Issue #18

When an AI Can Watch a Game and Build a New One

March 8, 20264 Stories8min Read

Welcome back to AI Playground. Turns out watching someone play a video game is now considered training data.

Editor's Note

This week’s stories show the industry figuring out where AI actually fits in gaming. Some studios are stepping back from generative tools that don’t quite hold up yet, while others are pushing ahead with new AI systems designed to make games more responsive and dynamic. The result is a mix of caution and experimentation as developers test how far these technologies can really go.

01

AI trained to play video games in stepping stone to real world applications

AI trained to play video games in stepping stone to real world applications

Researchers have developed an AI that learns to play video games as a method to improve real-world applications, showcasing advanced problem-solving skills and adaptability in complex environments.

Game developers can leverage these AI advancements to create more intelligent NPCs and dynamic gameplay experiences, enhancing player engagement and immersion.

02

Developer use of generative AI may be declining

Developer use of generative AI may be declining

A recent report from the Game Developer collective reveals that the use of generative AI among game developers has decreased significantly year-over-year.

This decline may indicate that developers are seeking more reliable tools for game design, potentially affecting innovation and project timelines.

03

Xbox files for patent to have AI helpers play games for you

Xbox files for patent to have AI helpers play games for you

Xbox has filed a patent for AI helpers that can assist players during tough gaming sessions by taking control of the game temporarily, utilizing a multi-modal generative model to create inputs from various media types.

This innovation could enable game developers to enhance player engagement by allowing friends or AI to assist in challenging parts of games, ultimately making gameplay more accessible and enjoyable for a broader audience.

04

GAMING: Are game developers using AI? Players want to know

GAMING: Are game developers using AI? Players want to know

A recent survey revealed that 53% of game developers are currently incorporating AI technologies in their projects, showcasing a growing trend in the industry.

This shift allows developers to enhance gameplay experiences, streamline production processes, and create more immersive worlds, ultimately meeting player expectations for innovative features.

Deep Dive

When an AI Can Watch a Game and Build a New One

Google DeepMind quietly released something last year that feels like science fiction for game developers. It’s called Project Genie, and the basic trick is simple to describe: show it a short clip of gameplay, and it builds a playable game world from it.

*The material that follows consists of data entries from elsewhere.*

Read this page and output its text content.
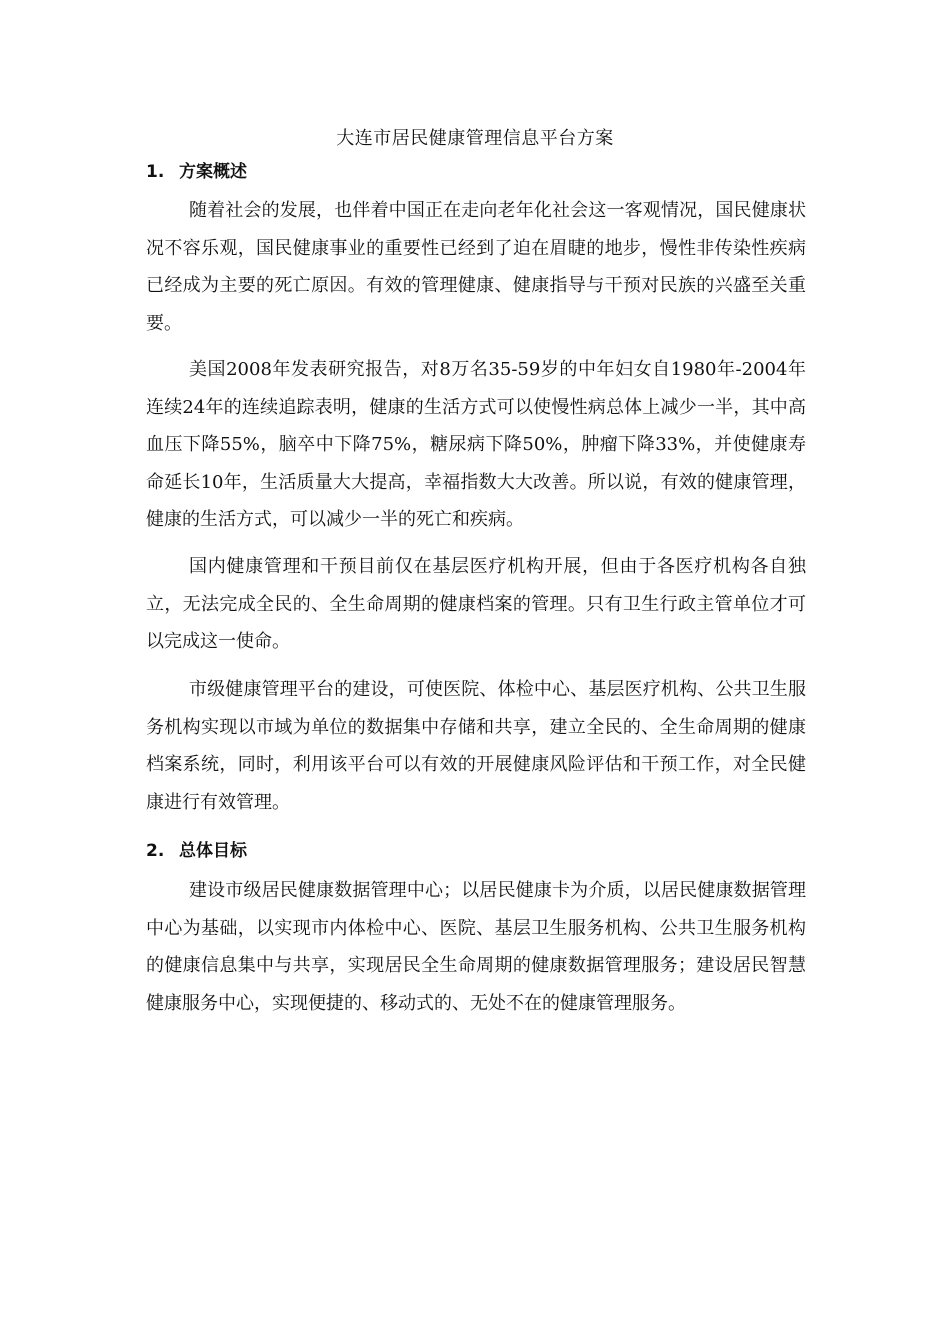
大连市居民健康管理信息平台方案
1. 方案概述

随着社会的发展，也伴着中国正在走向老年化社会这一客观情况，国民健康状况不容乐观，国民健康事业的重要性已经到了迫在眉睫的地步，慢性非传染性疾病已经成为主要的死亡原因。有效的管理健康、健康指导与干预对民族的兴盛至关重要。

美国2008年发表研究报告，对8万名35-59岁的中年妇女自1980年-2004年连续24年的连续追踪表明，健康的生活方式可以使慢性病总体上减少一半，其中高血压下降55%，脑卒中下降75%，糖尿病下降50%，肿瘤下降33%，并使健康寿命延长10年，生活质量大大提高，幸福指数大大改善。所以说，有效的健康管理，健康的生活方式，可以减少一半的死亡和疾病。

国内健康管理和干预目前仅在基层医疗机构开展，但由于各医疗机构各自独立，无法完成全民的、全生命周期的健康档案的管理。只有卫生行政主管单位才可以完成这一使命。

市级健康管理平台的建设，可使医院、体检中心、基层医疗机构、公共卫生服务机构实现以市域为单位的数据集中存储和共享，建立全民的、全生命周期的健康档案系统，同时，利用该平台可以有效的开展健康风险评估和干预工作，对全民健康进行有效管理。

2. 总体目标

建设市级居民健康数据管理中心；以居民健康卡为介质，以居民健康数据管理中心为基础，以实现市内体检中心、医院、基层卫生服务机构、公共卫生服务机构的健康信息集中与共享，实现居民全生命周期的健康数据管理服务；建设居民智慧健康服务中心，实现便捷的、移动式的、无处不在的健康管理服务。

Not a static level. A real environment with physics, collisions, enemies, and movement that responds to player input.

Genie works by training a world model on huge amounts of gameplay video. Instead of generating art assets or code snippets, the model learns how games behave. When a player presses left, the system predicts what the next frame of the world should look like. Gravity pulls characters down. Enemies react. Objects collide. The environment keeps updating in real time, frame after frame, like a tiny simulation engine that learned its rules by watching other games.

For indie developers, the practical change is wild. Prototyping a small platformer used to mean days or weeks of assembling assets and scripting logic. Now a developer can feed Genie a short clip, tweak a few parameters, and generate thousands of playable level variations in an hour. One indie dev used the model to spin up a roguelike prototype over a weekend, with enemy encounters and loot patterns shifting from run to run.

What makes Genie interesting is that it produces worlds that respond to players instead of just generating layouts. Older procedural tools could spit out terrain or dungeons, but they often broke once players started pushing the system in weird directions. Genie generates the world step by step while the player moves through it, so the environment keeps adapting.

This has caught the attention of engine makers too. Early experiments with similar world models are already showing up in development tools, where studios use them to generate environments, crowds, or test levels before committing to full production assets.

It is still early days. No one is shipping full commercial games built entirely this way yet.

But the idea that a game engine could learn how a world works simply by watching gameplay opens the door to something developers have chased for years: worlds that can invent themselves as you explore them.